Faire la bise au travail, un acte loin d’être anodin
Aude Picard-Wolff, maire du village de Morette, a décidé d’arrêter de faire la bise à ses collaborateurs. En cause : des risques de contagion des maladies et une situation d’inégalité femmes-hommes
Faire la bise des dizaines de fois par jour, Aude Picard-Wolff, maire de la petite commune de Morette (Isère), n’en peut plus. "Le rituel de la bise me pèse et me gêne. […] Aujourd'hui, c'est un geste qui est devenu systématique et qui ne signifie plus rien. C'est aussi le risque de se transmettre des virus. Surtout en période de grippe, lorsqu'on se frotte les joues à chaque bise. Cela devient insupportable", a-t-elle expliqué au Parisien.
"Moins vous vous approchez de quelqu’un, moins vous véhiculez certaines particules virales"
Aussi a-t-elle décidé d’arrêter de faire la bise à ses 73 collaborateurs, élus de la communauté de Saint Marcellin Vercors Isère (SMVIC). Et de les en avertir par mail. "Depuis de nombreux mois, je suis arrivée plusieurs fois en retard au conseil communautaire car je ne souhaitais tout simplement pas faire la bise aux 73 conseillers communautaires. Un jour, mon rhume m'a même bien arrangée. Il était plus facile et plus rapide de dire que j'étais malade que d'expliquer à chacune et à chacun pourquoi je ne voulais plus les embrasser", explique-t-elle.
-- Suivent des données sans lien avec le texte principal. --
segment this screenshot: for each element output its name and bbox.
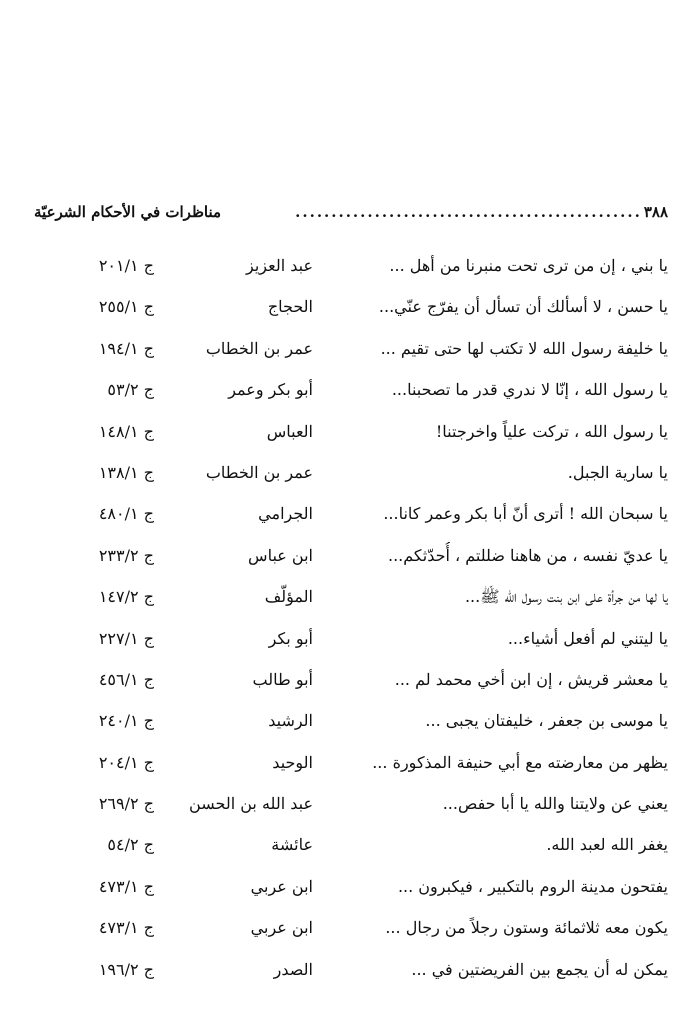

Une décision comprise par le Pr Elisabeth Bouvet, infectiologue à l'hôpital Bichat. "Faire la bise ne transmet pas le même genre de maladies qu’une poignée de mains. La bouche n’est pas loin des muqueuses, donc on transmet plus facilement certains agents infectieux. Mais à ma connaissance, aucune n’étude n’a été faite sur le sujet. Ce qui est sûr, c’est que moins vous vous approchez de quelqu’un, moins vous véhiculez certaines particules virales", explique-t-elle. Autant de raisons de se protéger, surtout en période de grippe, où "il faut prendre le plus de précautions possible", selon le Pr Bouvet.
"Pouvoir faire comme les hommes avec les autres hommes"
Mais les risques d’infection ne sont pas les seules motivations d’Aude Picard-Wolff. L’élue évoque en effet un traitement de faveur différent entre les femmes et les hommes. "Je souhaite pouvoir faire comme les hommes avec les autres hommes : serrer la main à toutes les femmes et à tous les hommes à la place des deux bises habituelles", affirme-t-elle. Car ce n’est un mystère pour personne : le devoir de la bise revient bien plus souvent aux femmes qu’aux hommes, qui peuvent se contenter d’une poignée de main avec une grande partie de leurs collaborateurs sans que cela ne choque personne.
En outre, arrêter de faire la bise à tous les élus de la SMVIC – et ne pas avoir à leur expliquer pourquoi – permettrait à la maire de Morette de gagner un temps considérable. Aude Picard-Wolff le crie haut et fort : elle souhaite tout simplement "pouvoir arriver à l’heure". Et demande donc au président de la communauté de communes "que l'on réfléchisse à ce sujet dans le cadre du fonctionnement de notre conseil". Un positionnement qui, étonnamment, divise au sein de la SMVIC. D’après Le Parisien, certains élus continueraient à trouver ce débat "futile" et "ridicule". Les arguments d’Aude Picard-Wolff n’ont donc, a priori, pas trouvé grâce à leurs yeux.